Queria começar esta coluna propondo uma reflexão: imagine a sua vida, até aqui, sem representatividade em séries, filmes, novelas e afins. Nas poucas vezes que falaram na mídia sobre pessoas como você, foram de formas equivocadas e não eram pessoas como você que vivenciavam tais personagens. Como você acredita que teria sido viver assim?

A minha vida, e de outras pessoas transmasculinas, não foi fácil. Crescemos e vivemos sem conseguir encontrar produções audiovisuais com as nossas vivências. Os raros exemplos sempre foram carregados de estereótipos e vividos por mulheres cisgêneras. Essa prática de pessoas cis vivenciando pessoas trans no audiovisual é chamada de transfake.

Com a quarta (e, infelizmente, última) temporada da série britânica Sex Education percebi pela primeira vez dilemas íntimos abordados de uma forma bonita e genuína. Não era aquela narrativa horrível da novela da Globo, A Força do Querer, em que uma mulher cis dá vida ao personagem Ivan e toda a história é construída com base no ódio ao próprio corpo.

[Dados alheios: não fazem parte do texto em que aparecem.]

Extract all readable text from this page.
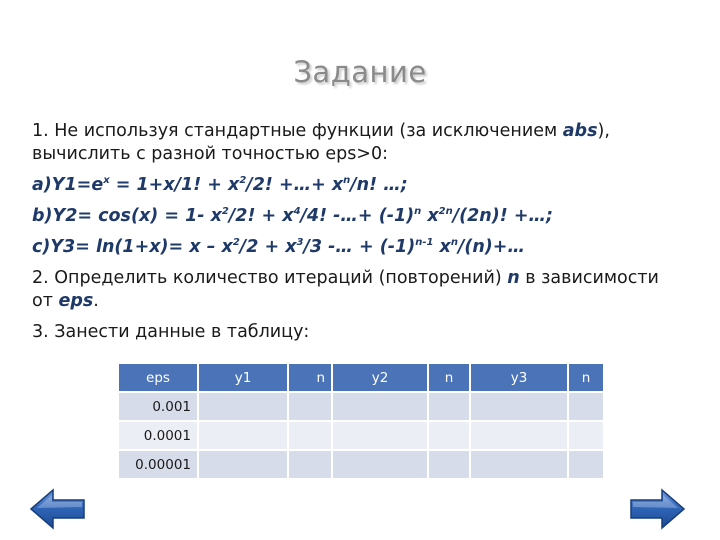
Задание

1. Не используя стандартные функции (за исключением abs),

вычислить с разной точностью eps>0:

$a)Y1=e^x = 1+x/1$! + $x^2/2$! +…+ $x^n/n$! …;

b)Y2= cos(x) = 1- $x^2/2$! + $x^4/4$! -…+ $(-1)^n$ $x^{2n}/(2n)$! +…;

$c)Y3= \ln(1+x)= x - x^2/2 + x^3/3$ -… + $(-1)^{n-1}$ $x^n/(n)+\dots$

2. Определить количество итераций (повторений) n в зависимости

от eps.

3. Занести данные в таблицу:

eps	y1	n	y2	n	y3	n
0.001						
0.0001						
0.00001						
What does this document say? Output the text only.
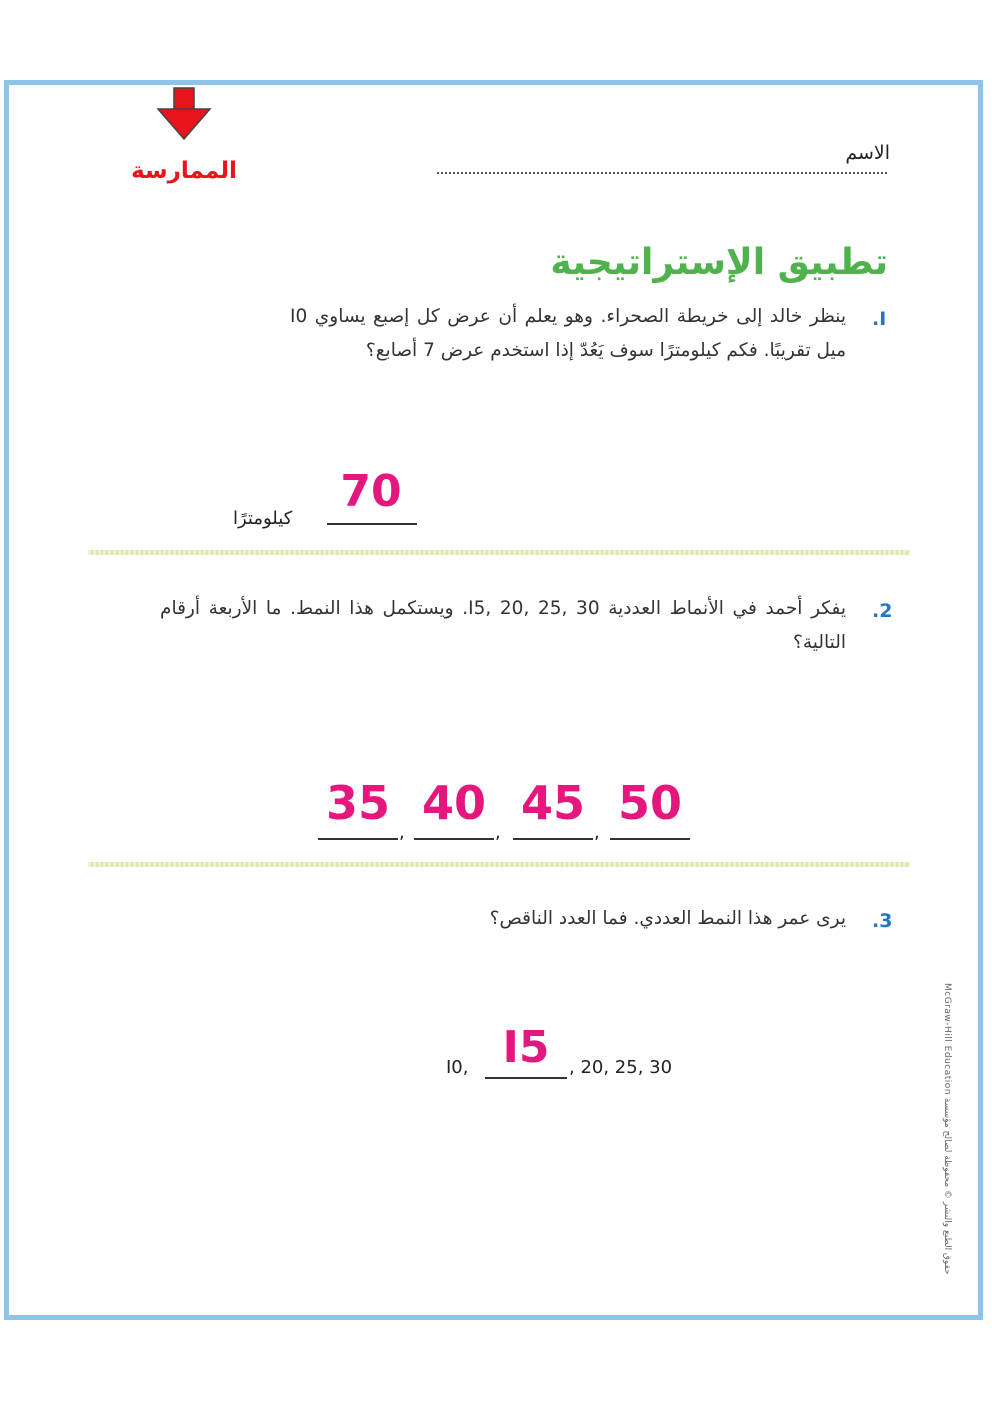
الممارسة
الاسم
تطبيق الإستراتيجية
.I
ينظر خالد إلى خريطة الصحراء. وهو يعلم أن عرض كل إصبع يساوي I0 ميل تقريبًا. فكم كيلومترًا سوف يَعُدّ إذا استخدم عرض 7 أصابع؟
70
كيلومترًا
.2
يفكر أحمد في الأنماط العددية 30 ,25 ,20 ,I5. ويستكمل هذا النمط. ما الأربعة أرقام التالية؟
35
,
40
,
45
,
50
.3
يرى عمر هذا النمط العددي. فما العدد الناقص؟
I0, I5	, 20, 25, 30	حقوق الطبع والنشر © محفوظة لصالح مؤسسة McGraw-Hill Education
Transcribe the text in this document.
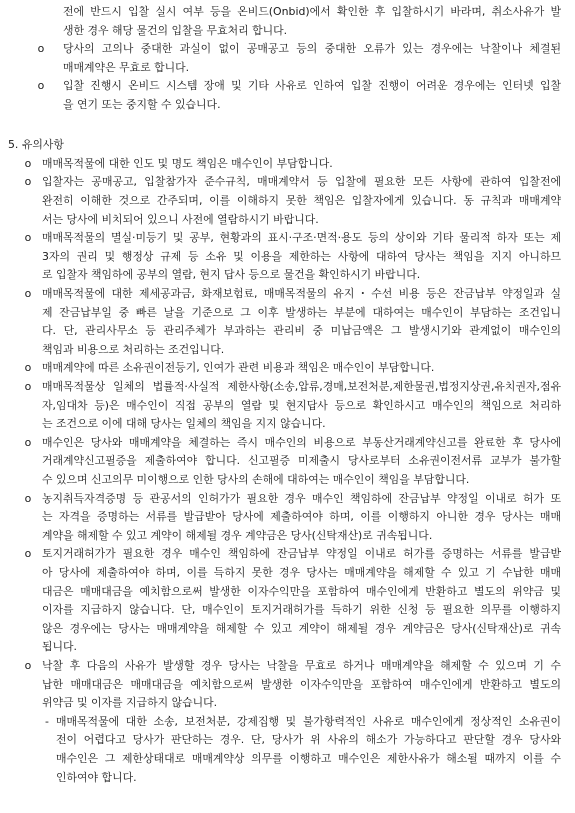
전에 반드시 입찰 실시 여부 등을 온비드(Onbid)에서 확인한 후 입찰하시기 바라며, 취소사유가 발
생한 경우 해당 물건의 입찰을 무효처리 합니다.
o 당사의 고의나 중대한 과실이 없이 공매공고 등의 중대한 오류가 있는 경우에는 낙찰이나 체결된
매매계약은 무효로 합니다.
o 입찰 진행시 온비드 시스템 장애 및 기타 사유로 인하여 입찰 진행이 어려운 경우에는 인터넷 입찰
을 연기 또는 중지할 수 있습니다.
5. 유의사항
o 매매목적물에 대한 인도 및 명도 책임은 매수인이 부담합니다.
o 입찰자는 공매공고, 입찰참가자 준수규칙, 매매계약서 등 입찰에 필요한 모든 사항에 관하여 입찰전에
완전히 이해한 것으로 간주되며, 이를 이해하지 못한 책임은 입찰자에게 있습니다. 동 규칙과 매매계약
서는 당사에 비치되어 있으니 사전에 열람하시기 바랍니다.
o 매매목적물의 멸실·미등기 및 공부, 현황과의 표시·구조·면적·용도 등의 상이와 기타 물리적 하자 또는 제
3자의 권리 및 행정상 규제 등 소유 및 이용을 제한하는 사항에 대하여 당사는 책임을 지지 아니하므
로 입찰자 책임하에 공부의 열람, 현지 답사 등으로 물건을 확인하시기 바랍니다.
o 매매목적물에 대한 제세공과금, 화재보험료, 매매목적물의 유지・수선 비용 등은 잔금납부 약정일과 실
제 잔금납부일 중 빠른 날을 기준으로 그 이후 발생하는 부분에 대하여는 매수인이 부담하는 조건입니
다. 단, 관리사무소 등 관리주체가 부과하는 관리비 중 미납금액은 그 발생시기와 관계없이 매수인의
책임과 비용으로 처리하는 조건입니다.
o 매매계약에 따른 소유권이전등기, 인여가 관련 비용과 책임은 매수인이 부담합니다.
o 매매목적물상 일체의 법률적·사실적 제한사항(소송,압류,경매,보전처분,제한물권,법정지상권,유치권자,점유
자,임대차 등)은 매수인이 직접 공부의 열람 및 현지답사 등으로 확인하시고 매수인의 책임으로 처리하
는 조건으로 이에 대해 당사는 일체의 책임을 지지 않습니다.
o 매수인은 당사와 매매계약을 체결하는 즉시 매수인의 비용으로 부동산거래계약신고를 완료한 후 당사에
거래계약신고필증을 제출하여야 합니다. 신고필증 미제출시 당사로부터 소유권이전서류 교부가 불가할
수 있으며 신고의무 미이행으로 인한 당사의 손해에 대하여는 매수인이 책임을 부담합니다.
o 농지취득자격증명 등 관공서의 인허가가 필요한 경우 매수인 책임하에 잔금납부 약정일 이내로 허가 또
는 자격을 증명하는 서류를 발급받아 당사에 제출하여야 하며, 이를 이행하지 아니한 경우 당사는 매매
계약을 해제할 수 있고 계약이 해제될 경우 계약금은 당사(신탁재산)로 귀속됩니다.
o 토지거래허가가 필요한 경우 매수인 책임하에 잔금납부 약정일 이내로 허가를 증명하는 서류를 발급받
아 당사에 제출하여야 하며, 이를 득하지 못한 경우 당사는 매매계약을 해제할 수 있고 기 수납한 매매
대금은 매매대금을 예치함으로써 발생한 이자수익만을 포함하여 매수인에게 반환하고 별도의 위약금 및
이자를 지급하지 않습니다. 단, 매수인이 토지거래허가를 득하기 위한 신청 등 필요한 의무를 이행하지
않은 경우에는 당사는 매매계약을 해제할 수 있고 계약이 해제될 경우 계약금은 당사(신탁재산)로 귀속
됩니다.
o 낙찰 후 다음의 사유가 발생할 경우 당사는 낙찰을 무효로 하거나 매매계약을 해제할 수 있으며 기 수
납한 매매대금은 매매대금을 예치함으로써 발생한 이자수익만을 포함하여 매수인에게 반환하고 별도의
위약금 및 이자를 지급하지 않습니다.
- 매매목적물에 대한 소송, 보전처분, 강제집행 및 불가항력적인 사유로 매수인에게 정상적인 소유권이
전이 어렵다고 당사가 판단하는 경우. 단, 당사가 위 사유의 해소가 가능하다고 판단할 경우 당사와
매수인은 그 제한상태대로 매매계약상 의무를 이행하고 매수인은 제한사유가 해소될 때까지 이를 수
인하여야 합니다.
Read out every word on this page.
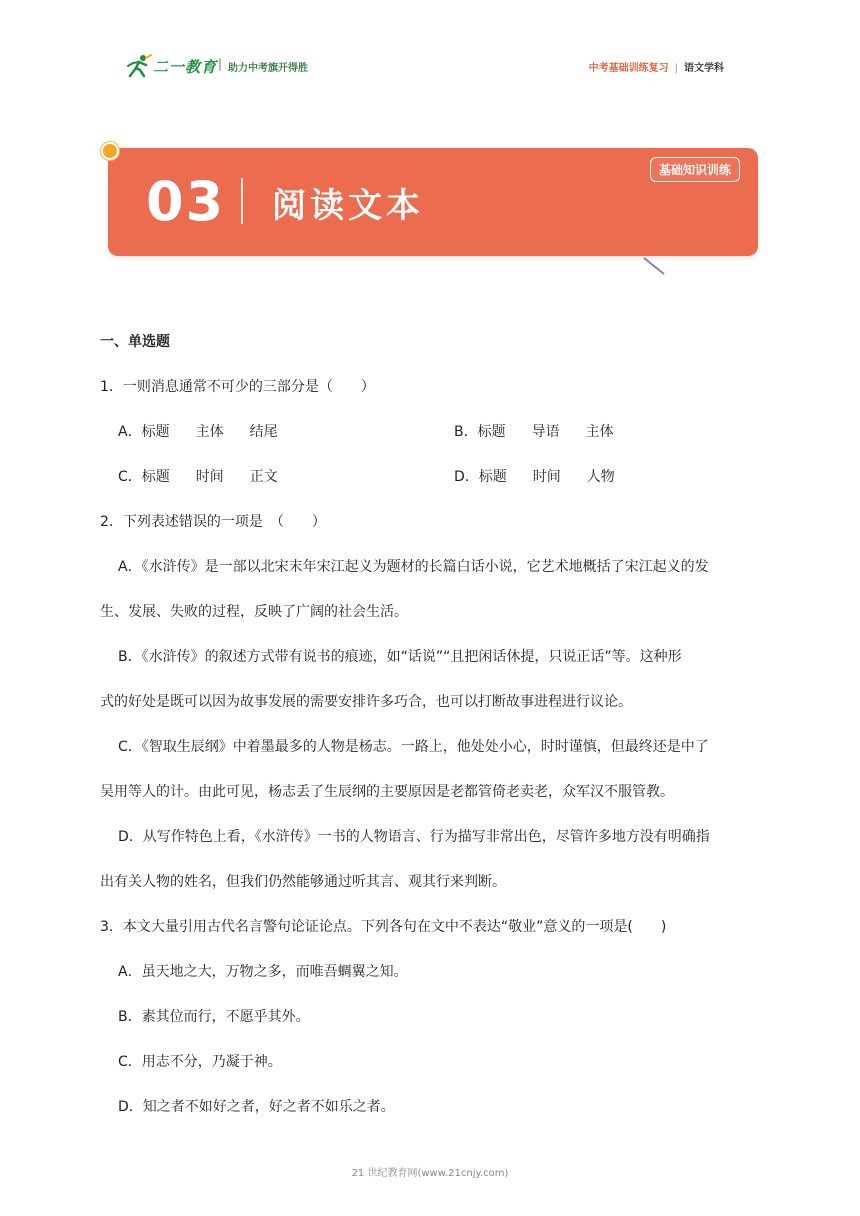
二一教育 | 助力中考旗开得胜	中考基础训练复习 | 语文学科
03 阅读文本
基础知识训练
一、单选题
1．一则消息通常不可少的三部分是（　　）
A．标题 主体 结尾	B．标题 导语 主体
C．标题 时间 正文	D．标题 时间 人物
2．下列表述错误的一项是　（　　）
A．《水浒传》是一部以北宋末年宋江起义为题材的长篇白话小说，它艺术地概括了宋江起义的发
生、发展、失败的过程，反映了广阔的社会生活。
B．《水浒传》的叙述方式带有说书的痕迹，如“话说”“且把闲话休提，只说正话”等。这种形
式的好处是既可以因为故事发展的需要安排许多巧合，也可以打断故事进程进行议论。
C．《智取生辰纲》中着墨最多的人物是杨志。一路上，他处处小心，时时谨慎，但最终还是中了
吴用等人的计。由此可见，杨志丢了生辰纲的主要原因是老都管倚老卖老，众军汉不服管教。
D．从写作特色上看，《水浒传》一书的人物语言、行为描写非常出色，尽管许多地方没有明确指
出有关人物的姓名，但我们仍然能够通过听其言、观其行来判断。
3．本文大量引用古代名言警句论证论点。下列各句在文中不表达“敬业”意义的一项是(　　)
A．虽天地之大，万物之多，而唯吾蜩翼之知。
B．素其位而行，不愿乎其外。
C．用志不分，乃凝于神。
D．知之者不如好之者，好之者不如乐之者。
21 世纪教育网(www.21cnjy.com)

Vendo essa nova temporada, senti uma emoção parecida com a transição de Viktor Hargreeves, personagem de Elliot Page em The Umbrella Academy. A transição de Viktor não estava prevista e precisou entrar na série após a transição de Elliot na vida real. O que, claro, não tirou a beleza e o  respeito histórico que a série deu ao personagem.

Em Sex Education, existe uma profundidade na narrativa transmasculina, e ela não é solitária. Mas antes de seguir nesse texto, é importante dizer que daqui para frente você corre o risco de ler spoilers.

Um divisor de águas

A narrativa que mais me fez chorar na quarta temporada era um personagem apresentado na fase anterior: Cal Bowman. Uma pessoa não-binária que usa pronomes neutros. O personagem é vivido por Dua Saleh, que também é uma pessoa não-binária. 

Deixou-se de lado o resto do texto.